Teca não pode ver um cachorro na rua que quer levar pra casa. Não os cachorros de bom porte, limpos, saudáveis e de feições alegres. Interessam-na os estropiados, desnutridos, aqueles que andam de cabeça e orelhas baixas de tanto levar chute de pinguço em porta de botequim. Teca os vê, chega em casa e não consegue dormir, porque fica imaginando onde eles estarão, o que estará sendo feito deles, se têm o que comer, se alguma moléstia os afeta.
Por isso Teca começou a recolher os cachorros. Leva para casa os mancos, os sarnentos, os cegos de um olho, os esquálidos. E Teca os vacina, vermifuga, castra, remedia, alimenta. No quintal de muitos e muitos metros quadrados eles se divertem em segurança o dia todo, as refeições colocadas religiosamente duas vezes por dia, os potes de água sempre bem cheios e limpos. E aquela aparência mendicante meio que se regenera à luz esmeralda da relva.
Agora já são dezoito cães correndo pelo jardim. O carro Teca vendeu, porque é preciso comprar ração e pagar o veterinário, o vermífugo e o antipulgas, e a aposentadoria não tem reajuste desde 2015. Outro dia um mestiço de cocker spaniel fugiu pelo portão aberto e foi atropelado por um motorista psicopata em uma caminhonete monstruosa que sequer olhou para trás para ver o estrago. Foram 15 dias de hospital e a conta não ficou barata.

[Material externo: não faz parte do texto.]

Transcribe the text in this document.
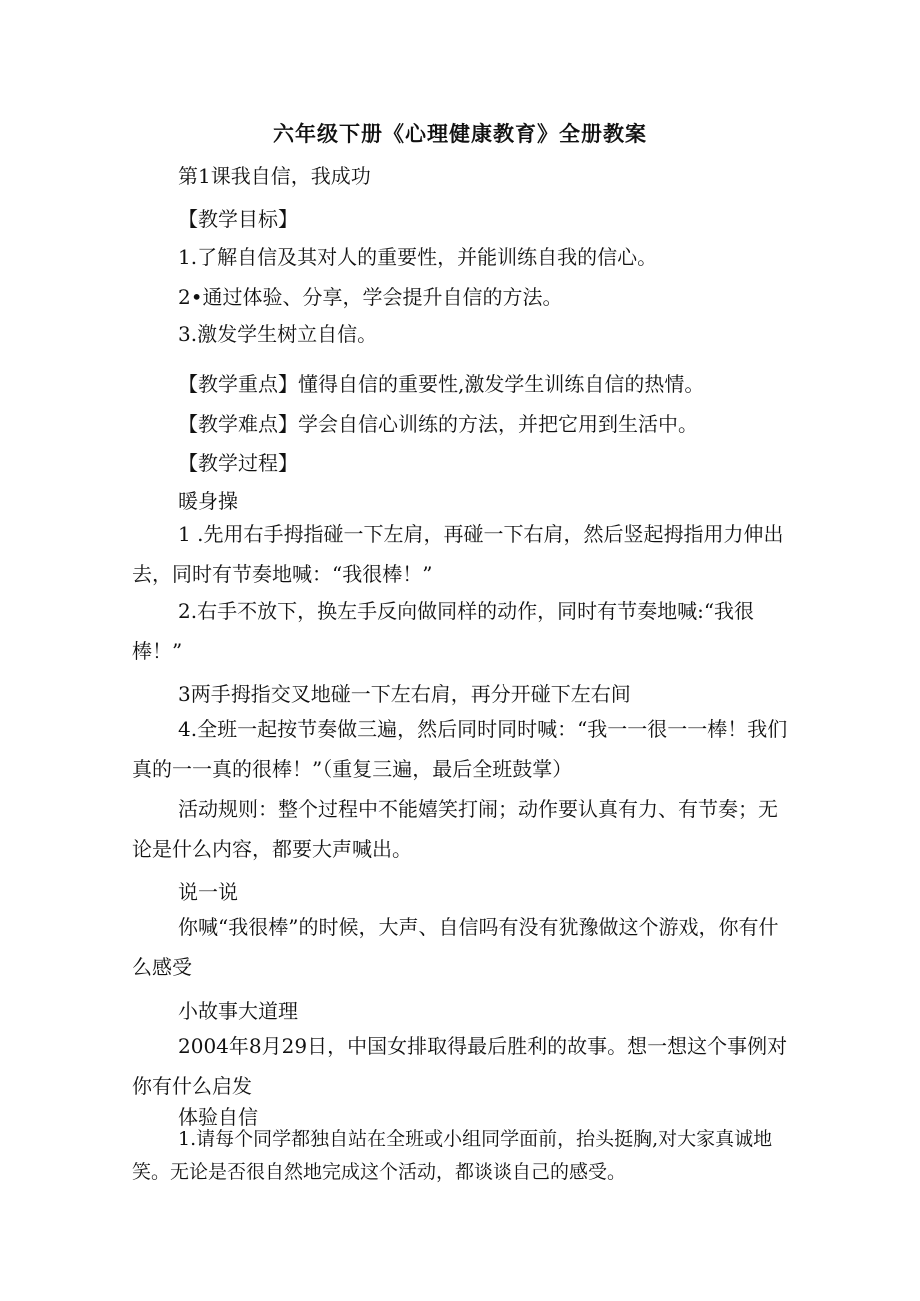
六年级下册《心理健康教育》全册教案
第1课我自信，我成功
【教学目标】
1.了解自信及其对人的重要性，并能训练自我的信心。
2•通过体验、分享，学会提升自信的方法。
3.激发学生树立自信。
【教学重点】懂得自信的重要性,激发学生训练自信的热情。
【教学难点】学会自信心训练的方法，并把它用到生活中。
【教学过程】
暖身操
1 .先用右手拇指碰一下左肩，再碰一下右肩，然后竖起拇指用力伸出去，同时有节奏地喊：“我很棒！”
2.右手不放下，换左手反向做同样的动作，同时有节奏地喊:“我很棒！”
3两手拇指交叉地碰一下左右肩，再分开碰下左右间
4.全班一起按节奏做三遍，然后同时同时喊：“我一一很一一棒！我们真的一一真的很棒！”（重复三遍，最后全班鼓掌）
活动规则：整个过程中不能嬉笑打闹；动作要认真有力、有节奏；无论是什么内容，都要大声喊出。
说一说
你喊“我很棒”的时候，大声、自信吗有没有犹豫做这个游戏，你有什么感受
小故事大道理
2004年8月29日，中国女排取得最后胜利的故事。想一想这个事例对你有什么启发
体验自信
1.请每个同学都独自站在全班或小组同学面前，抬头挺胸,对大家真诚地笑。无论是否很自然地完成这个活动，都谈谈自己的感受。
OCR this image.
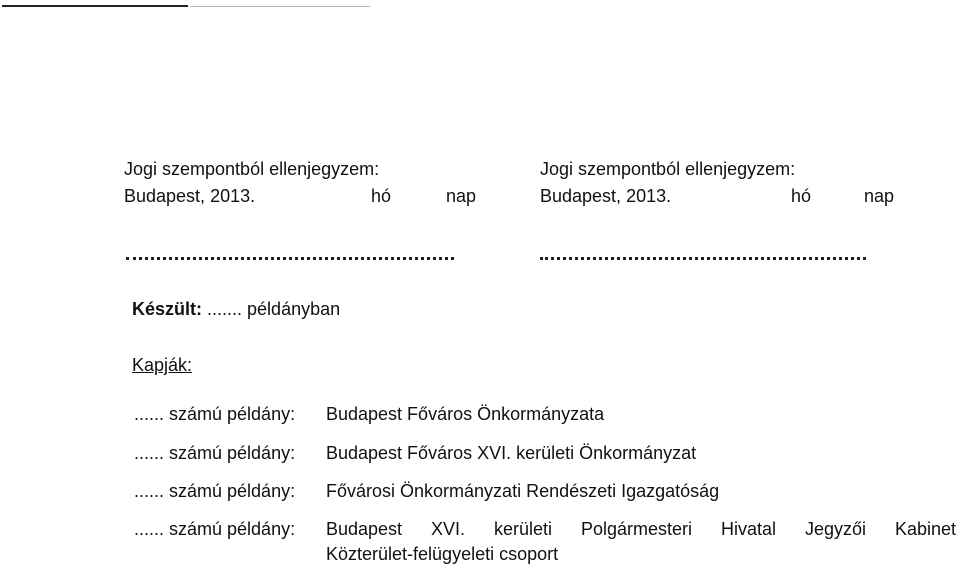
Jogi szempontból ellenjegyzem:
Budapest, 2013.	hó	nap
Jogi szempontból ellenjegyzem:
Budapest, 2013.	hó	nap
Készült: ....... példányban
Kapják:
...... számú példány: Budapest Főváros Önkormányzata
...... számú példány: Budapest Főváros XVI. kerületi Önkormányzat
...... számú példány: Fővárosi Önkormányzati Rendészeti Igazgatóság
...... számú példány: Budapest XVI. kerületi Polgármesteri Hivatal Jegyzői Kabinet
Közterület-felügyeleti csoport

Para dar o devido tratamento à cachorrada, Teca abdicou do próprio plano de saúde. Uma dor de dente a incomoda faz uns dias, mas ela tem evitado sair de casa, o que não é de todo ruim, pois sem se deparar com os desvalidos caninos ela também não aumenta a população cachorreira no quintal. O pessoal da agropecuária lhe traz os sacos de ração e anota na caderneta, a fatura só crescendo. Ela se preocupa, é claro, mas a angústia é aliviada toda vez que, sentada na escada embolorada da varanda ao fim da tarde, surge em seu colo a cabeça de um vira-latas agradecido em busca de cafuné.